Some circuits don’t even try to conceal the policy preferences embedded in their rulings on professional speech regulations. Most memorably, the 11th Circuit’s decision in Wollschlaeger v. Governor of Florida—upholding a law barring doctors from asking parents about firearms in the home—was essentially a paean to gun ownership and a diatribe against (imaginary) liberal doctors foisting their anti-gun agendas on patients. The court fretted about the “highly disparate power balance of the physician-patient relationship,” fearing that a prying doctor could cause “real harm” to a patient by “extracting private information.” In essence, the court found that gun owners have such a strong interest in keeping their gun ownership private that the state can silence doctors who try to protect kids from a known public health risk. This in a state where dozens of children are wounded and killed by guns every year. 

For a free speech purist like me, the Wollschlaeger decision was a complete disaster. Forget, for a moment, about the value of protecting kids from guns. What about the value of shielding doctors from ideology-driven, state-imposed gag orders? If the government can truly stifle a doctor’s speech simply because it doesn’t like her message, the First Amendment has been completely defanged.  

And yet, the other extreme is just as troubling. When the 9th Circuit labeled ex-gay conversion therapy “conduct” and denied it First Amendment protections, many liberals cheered. But the court’s ruling used the same logic that more conservative circuits have used to uphold laws requiring abortion providers to tell women gruesome, religious, and demonstrably false information about the procedure. If all medical treatment is “conduct”—from psychotherapy to patient counseling to surgery—then doctors surrender their free speech rights at the treatment room door. That would let states commandeer doctors to use as mouthpieces for their own ideology, a true nightmare scenario for the First Amendment.
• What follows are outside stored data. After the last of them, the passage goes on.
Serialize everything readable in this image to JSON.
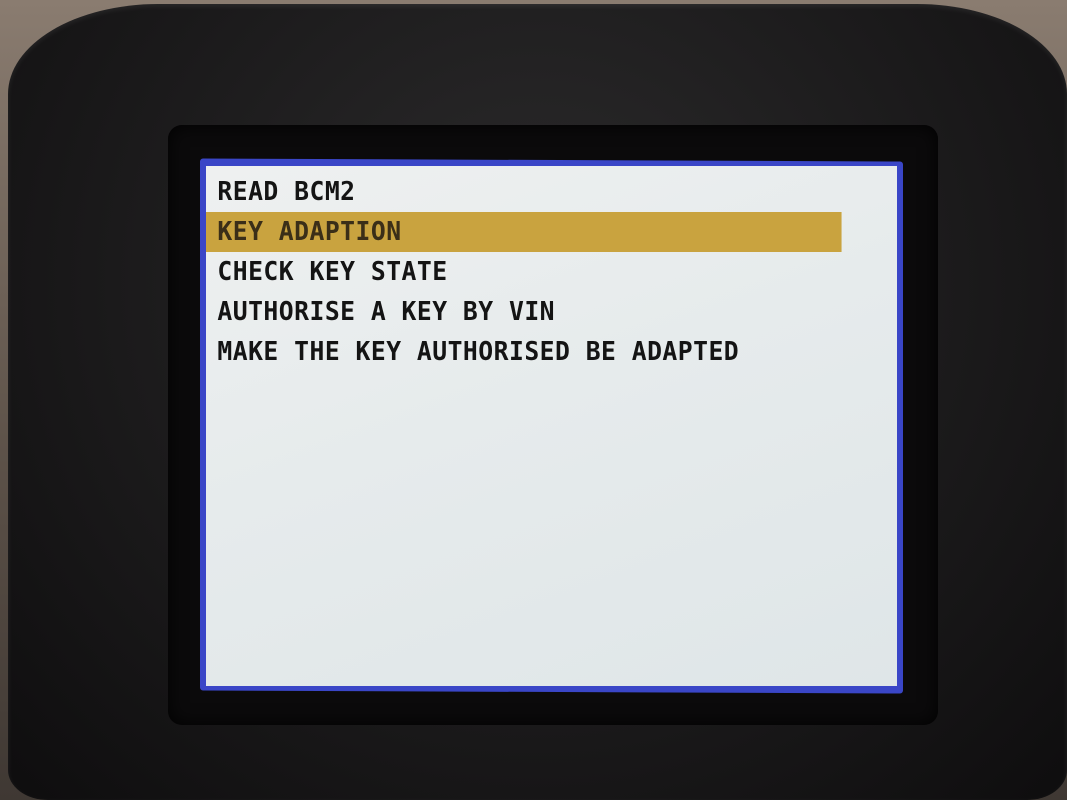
{
  "menu": {
    "items": [
      {
        "label": "READ BCM2",
        "selected": false
      },
      {
        "label": "KEY ADAPTION",
        "selected": true
      },
      {
        "label": "CHECK KEY STATE",
        "selected": false
      },
      {
        "label": "AUTHORISE A KEY BY VIN",
        "selected": false
      },
      {
        "label": "MAKE THE KEY AUTHORISED BE ADAPTED",
        "selected": false
      }
    ]
  },
  "colors": {
    "highlight": "#c9a33f",
    "screen_bg": "#e6ebec",
    "frame": "#3a46c7",
    "text": "#141414"
  }
}
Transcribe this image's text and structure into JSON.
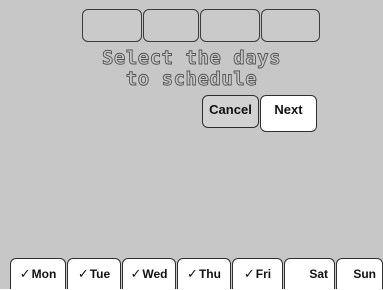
{
  "prompt": {
    "line1": "Select the days",
    "line2": "to schedule"
  },
  "buttons": {
    "cancel_label": "Cancel",
    "next_label": "Next"
  },
  "days": [
    {
      "label": "Mon",
      "checked": true,
      "check_icon": "checkmark-icon",
      "check_glyph": "✓"
    },
    {
      "label": "Tue",
      "checked": true,
      "check_icon": "checkmark-icon",
      "check_glyph": "✓"
    },
    {
      "label": "Wed",
      "checked": true,
      "check_icon": "checkmark-icon",
      "check_glyph": "✓"
    },
    {
      "label": "Thu",
      "checked": true,
      "check_icon": "checkmark-icon",
      "check_glyph": "✓"
    },
    {
      "label": "Fri",
      "checked": true,
      "check_icon": "checkmark-icon",
      "check_glyph": "✓"
    },
    {
      "label": "Sat",
      "checked": false
    },
    {
      "label": "Sun",
      "checked": false
    }
  ],
  "colors": {
    "screen_bg": "#c7c7c7",
    "border": "#2e2e2e",
    "button_active": "#ffffff",
    "button_inactive": "#d2d2d2"
  }
}
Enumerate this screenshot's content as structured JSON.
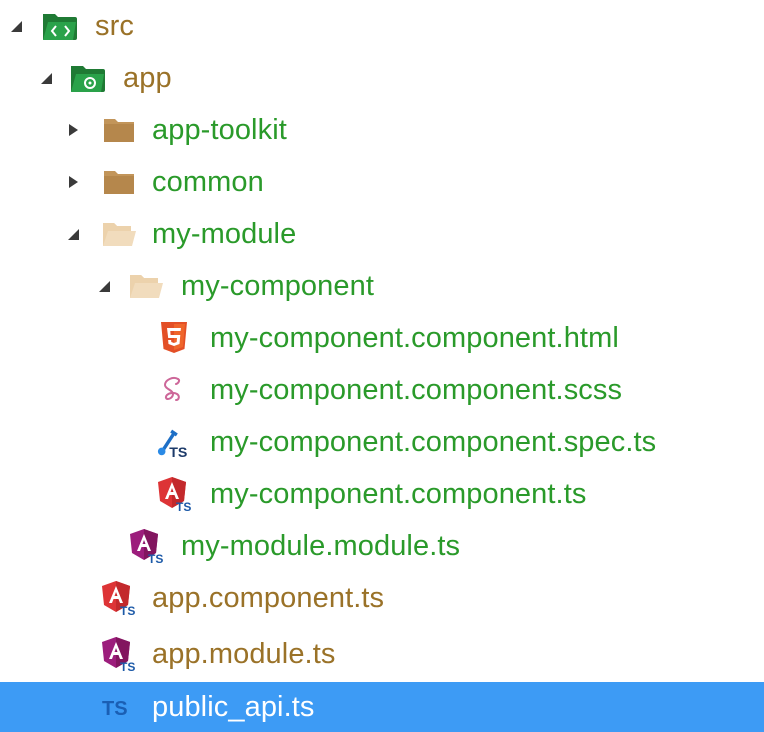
{
  "tree": {
    "rows": [
      {
        "label": "src",
        "icon": "source-folder-icon",
        "state": "expanded"
      },
      {
        "label": "app",
        "icon": "app-folder-icon",
        "state": "expanded"
      },
      {
        "label": "app-toolkit",
        "icon": "folder-closed-icon",
        "state": "collapsed"
      },
      {
        "label": "common",
        "icon": "folder-closed-icon",
        "state": "collapsed"
      },
      {
        "label": "my-module",
        "icon": "folder-open-icon",
        "state": "expanded"
      },
      {
        "label": "my-component",
        "icon": "folder-open-icon",
        "state": "expanded"
      },
      {
        "label": "my-component.component.html",
        "icon": "html5-icon"
      },
      {
        "label": "my-component.component.scss",
        "icon": "sass-icon"
      },
      {
        "label": "my-component.component.spec.ts",
        "icon": "spec-test-icon"
      },
      {
        "label": "my-component.component.ts",
        "icon": "angular-component-icon"
      },
      {
        "label": "my-module.module.ts",
        "icon": "angular-module-icon"
      },
      {
        "label": "app.component.ts",
        "icon": "angular-component-icon"
      },
      {
        "label": "app.module.ts",
        "icon": "angular-module-icon"
      },
      {
        "label": "public_api.ts",
        "icon": "typescript-icon",
        "selected": true
      }
    ],
    "colors": {
      "label_green": "#2a9a2a",
      "label_olive": "#9a7228",
      "selection_bg": "#3d9bf5"
    }
  }
}
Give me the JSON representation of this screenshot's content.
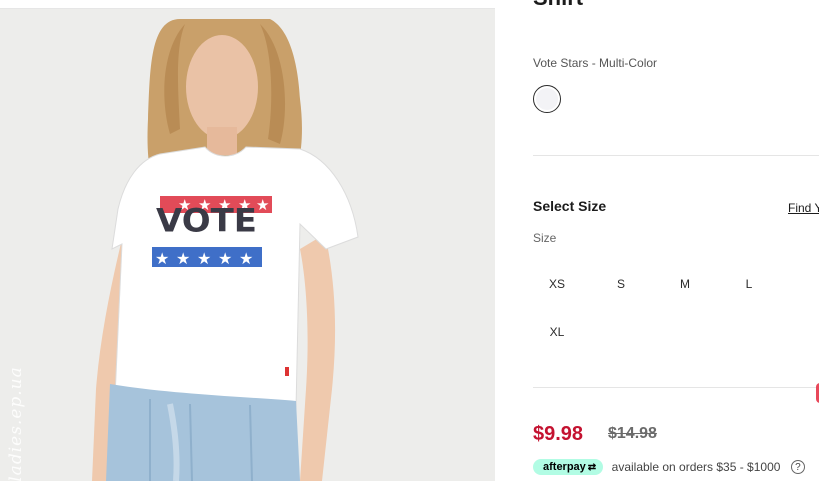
{
  "product": {
    "title_partial": "Shirt",
    "color_name": "Vote Stars - Multi-Color",
    "swatch_color": "#ffffff"
  },
  "size": {
    "heading": "Select Size",
    "find_link": "Find Y",
    "label": "Size",
    "options": [
      "XS",
      "S",
      "M",
      "L",
      "XL"
    ]
  },
  "price": {
    "sale": "$9.98",
    "original": "$14.98",
    "sale_color": "#c41230"
  },
  "afterpay": {
    "brand": "afterpay",
    "text": "available on orders $35 - $1000",
    "badge_color": "#b2fce4"
  },
  "image": {
    "shirt_text": "VOTE",
    "watermark": "ladies.ep.ua"
  }
}
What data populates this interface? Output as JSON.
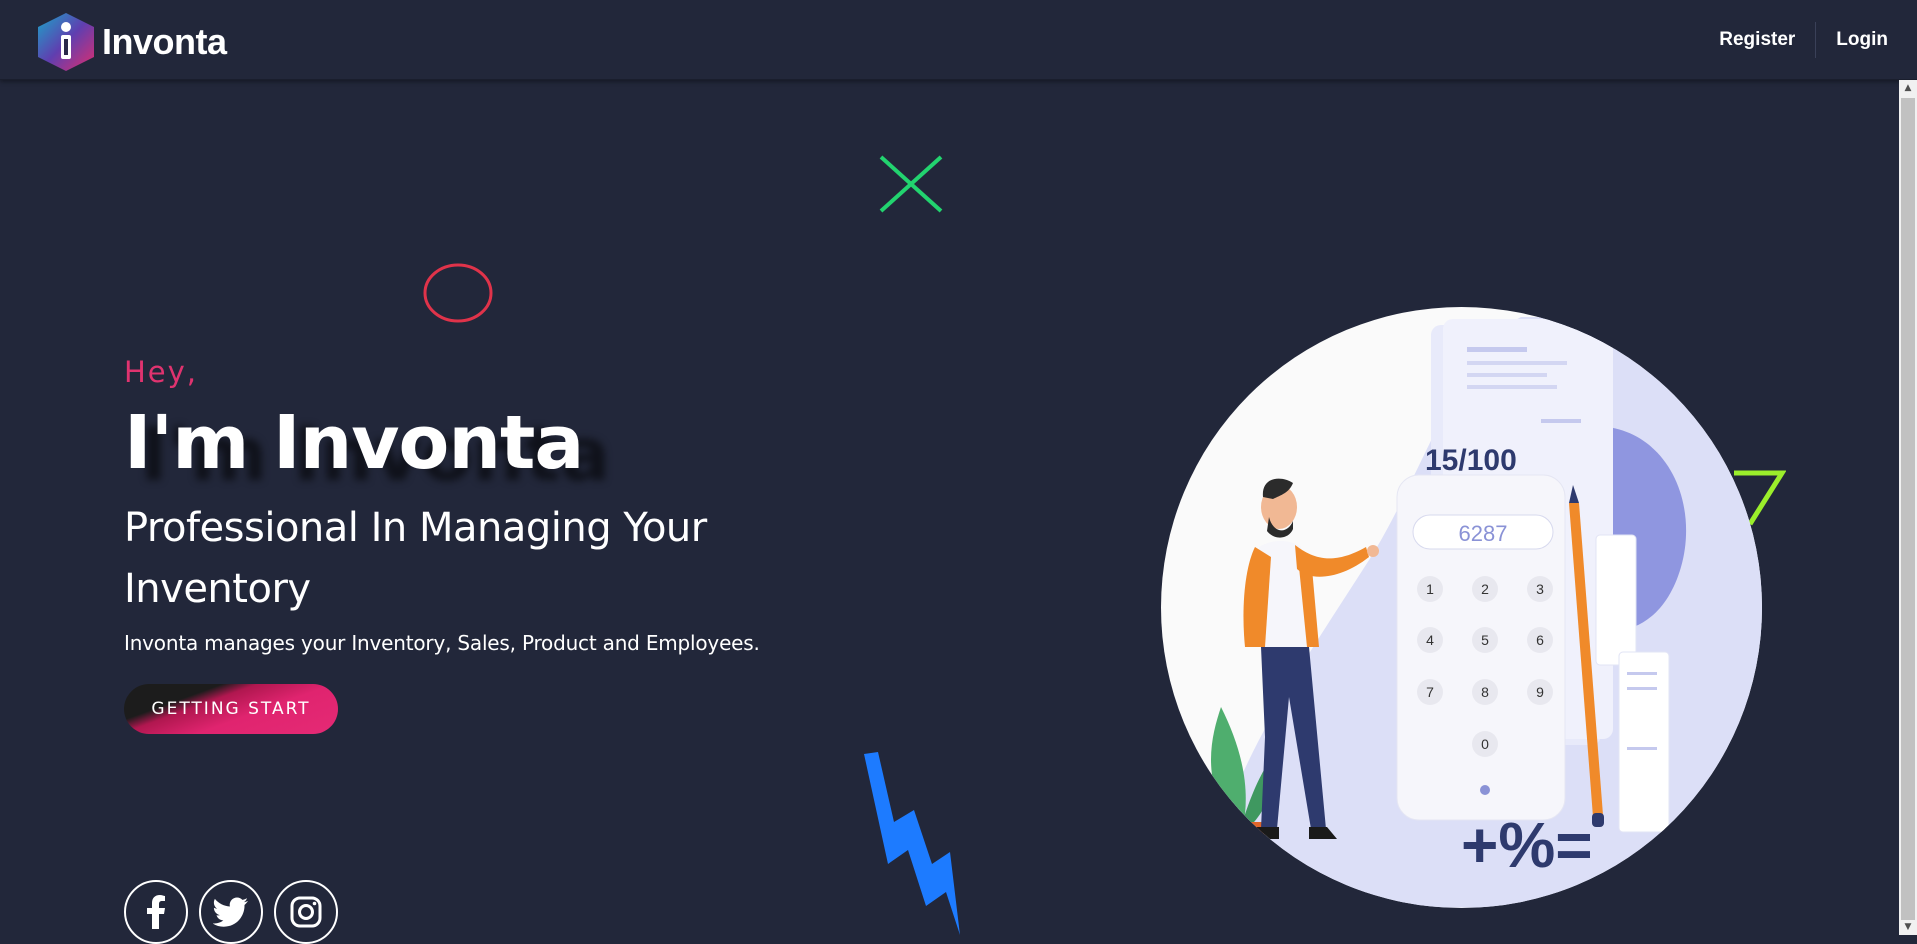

Ultimately, the best standard to apply to professional speech, and medical speech in particular, is probably the compromise test announced by the 3rd Circuit. Applying “intermediate scrutiny”—the test used to review restrictions on commercial speech—the court found that a restriction on professional speech must “directly advance” a state’s “substantial interest” and be “no more extensive than necessary.” Analyzing an ex-gay conversion therapy ban for minors, the court found that protecting kids from unconscionable abuse is a substantial government interest, and that the law itself was closely tailored to advance that interest.

The Supreme Court declined to review that decision, but the justices now have an opportunity adopt the 3rd Circuit’s standard through Hines’ case. They should take it. A fair application of the rule would give Hines justice, since Texas’ blanket ban on electronic vet advice is absurdly overbroad. It would also create some consistency in the lower courts, aligning the circuits around a single standard … for a few years, at least. (Circuit courts specialize in bending and manipulating constitutional rules until they’re unrecognizable.) A straightforward judgment for Hines could lend coherence to free speech doctrine, even if it probably wouldn’t prevent judges from eventually injecting their partisan preferences anyway. No rule has yet been invented to put a stop to that.